Giulio Regeni, una morte avvolta nel mistero. La famiglia: “Non era dei servizi segreti”

Una morte che ancora non conosce verità quella di Giulio Regeni, il ricercatore italiano di 28 anni originario della provincia di Udine e ritrovato senza vita in un fosso a Giza, nella periferia del Cairo (Egitto).

Il corpo del ragazzo, trasferitosi al Cairo a settembre per studiare i cambiamenti dell’economia egiziana dopo la rivoluzione, era seminudo e presentava numerosi segni di tortura: coltellate, bruciature di sigaretta, ecchimosi. Le sue orecchie erano entrambe state mozzate. Ma, nonostante questi evidenti segni, il Governo egiziano sostiene che sia morto in un incidente stradale sulla strada che collega il Cairo ad Alessandria. Una versione che non regge e che si scontra con i mille dubbi e le cicatrici evidenti presenti sul cadavere del ragazzo. Il Governo italiano, dal canto suo, ha espresso il suo pieno interesse ad andare a fondo nella vicenda e cercare di scavare più a fondo sulla morte del ricercatore friulano.

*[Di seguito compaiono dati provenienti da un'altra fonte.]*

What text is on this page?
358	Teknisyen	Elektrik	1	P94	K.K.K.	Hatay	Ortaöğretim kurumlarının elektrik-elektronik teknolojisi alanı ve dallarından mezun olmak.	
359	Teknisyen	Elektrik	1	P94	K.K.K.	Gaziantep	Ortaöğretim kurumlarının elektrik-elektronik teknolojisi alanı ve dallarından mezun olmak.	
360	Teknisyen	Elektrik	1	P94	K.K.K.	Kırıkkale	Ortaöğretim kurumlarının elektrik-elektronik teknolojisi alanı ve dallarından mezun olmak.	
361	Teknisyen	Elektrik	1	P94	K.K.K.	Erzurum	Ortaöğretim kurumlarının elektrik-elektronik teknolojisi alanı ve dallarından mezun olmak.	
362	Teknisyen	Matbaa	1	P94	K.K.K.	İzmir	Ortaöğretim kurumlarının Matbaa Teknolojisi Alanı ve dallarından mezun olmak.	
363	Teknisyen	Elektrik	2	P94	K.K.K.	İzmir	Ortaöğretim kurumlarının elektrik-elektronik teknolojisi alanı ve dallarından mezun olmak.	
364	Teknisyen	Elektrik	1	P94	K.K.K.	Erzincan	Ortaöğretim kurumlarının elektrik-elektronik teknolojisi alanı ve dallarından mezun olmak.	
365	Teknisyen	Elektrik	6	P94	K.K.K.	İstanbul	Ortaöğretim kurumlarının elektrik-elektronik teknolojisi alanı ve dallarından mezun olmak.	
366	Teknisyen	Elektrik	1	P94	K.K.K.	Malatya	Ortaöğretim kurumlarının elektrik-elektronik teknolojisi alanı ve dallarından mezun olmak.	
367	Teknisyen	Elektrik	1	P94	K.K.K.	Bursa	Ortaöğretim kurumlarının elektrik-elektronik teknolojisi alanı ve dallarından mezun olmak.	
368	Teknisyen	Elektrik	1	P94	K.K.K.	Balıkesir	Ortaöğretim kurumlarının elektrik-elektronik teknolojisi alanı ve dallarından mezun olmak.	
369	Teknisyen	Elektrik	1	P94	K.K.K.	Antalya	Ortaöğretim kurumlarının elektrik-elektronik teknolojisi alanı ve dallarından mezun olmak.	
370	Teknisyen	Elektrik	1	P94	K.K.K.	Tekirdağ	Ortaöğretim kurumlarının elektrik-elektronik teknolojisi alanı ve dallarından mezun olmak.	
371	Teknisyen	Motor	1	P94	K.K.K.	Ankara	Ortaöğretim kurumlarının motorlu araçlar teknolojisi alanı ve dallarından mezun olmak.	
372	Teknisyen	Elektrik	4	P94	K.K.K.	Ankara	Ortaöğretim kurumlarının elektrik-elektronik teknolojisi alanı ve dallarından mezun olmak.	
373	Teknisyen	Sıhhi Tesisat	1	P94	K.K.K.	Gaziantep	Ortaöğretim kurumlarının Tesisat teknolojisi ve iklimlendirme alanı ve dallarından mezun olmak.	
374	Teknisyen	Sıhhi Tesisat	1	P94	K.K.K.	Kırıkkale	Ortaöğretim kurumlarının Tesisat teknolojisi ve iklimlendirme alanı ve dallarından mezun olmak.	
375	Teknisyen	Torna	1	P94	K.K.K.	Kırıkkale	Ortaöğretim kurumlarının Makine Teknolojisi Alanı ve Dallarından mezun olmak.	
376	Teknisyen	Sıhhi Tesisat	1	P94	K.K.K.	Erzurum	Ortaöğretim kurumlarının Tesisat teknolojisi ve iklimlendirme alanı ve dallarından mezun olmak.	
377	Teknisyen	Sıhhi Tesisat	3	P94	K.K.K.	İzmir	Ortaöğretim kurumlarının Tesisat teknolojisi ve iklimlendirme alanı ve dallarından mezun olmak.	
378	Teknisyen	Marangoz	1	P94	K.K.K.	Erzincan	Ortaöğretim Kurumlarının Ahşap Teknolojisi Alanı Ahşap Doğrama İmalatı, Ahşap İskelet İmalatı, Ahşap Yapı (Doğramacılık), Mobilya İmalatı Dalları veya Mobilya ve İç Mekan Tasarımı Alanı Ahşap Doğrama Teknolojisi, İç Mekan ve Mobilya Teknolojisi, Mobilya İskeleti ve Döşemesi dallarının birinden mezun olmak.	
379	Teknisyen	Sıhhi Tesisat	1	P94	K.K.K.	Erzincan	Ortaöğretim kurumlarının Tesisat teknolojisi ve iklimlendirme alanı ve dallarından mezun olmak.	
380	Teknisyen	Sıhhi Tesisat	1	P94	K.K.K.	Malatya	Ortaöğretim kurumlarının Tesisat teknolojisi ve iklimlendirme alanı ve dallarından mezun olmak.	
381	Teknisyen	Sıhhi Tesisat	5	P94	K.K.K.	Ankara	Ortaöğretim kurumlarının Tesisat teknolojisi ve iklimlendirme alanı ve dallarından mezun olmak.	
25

Intanto, la polizia egiziana ha ascoltato due nuovi testimoni, alla presenza di investigatori italiani. Si tratterebbe di due inquilini del palazzo in cui viveva Giulio Regeni: secondo alcune indiscrezioni, la polizia sta cercando di indagare sulla presunta richiesta di informazioni su Regeni fatta da sconosciuti all’interno dell’immobile.

Una vicenda la cui verità verrà a galla non troppo facilmente. La famiglia della vittima, attraverso il proprio legale “smentisce categoricamente ed inequivocabilmente che Giulio sia stato un agente o un collaboratore di qualsiasi servizio segreto, italiano o straniero. Provare ad avvalorare l’ipotesi che Giulio Regeni fosse un uomo al servizio dell’intelligence – prosegue la famiglia – significa offendere la memoria di un giovane universitario che aveva fatto della ricerca sul campo una legittima ambizione di studio e di vita“.

Gli inquirenti stanno cercando anche di ricostruire la rete di relazioni che Regeni aveva quotidianamente via Skype o Facebook con amici, colleghi, professori universitari e conoscenti. Una di quelle persone, probabilmente, potrebbe averlo portato indirettamente alla morte. La cosa cerca è che il ricercatore italiano non è morto in un incidente stradale, come inizialmente si pensava: gli inquirenti stanno cercando di dare un nome al killer, o ai killer che lo hanno brutalmente picchiato e seviziato, prima di ucciderlo. E si pensa che il suo omicidio sia collegato alle informazioni da lui raccolte sul lavoro.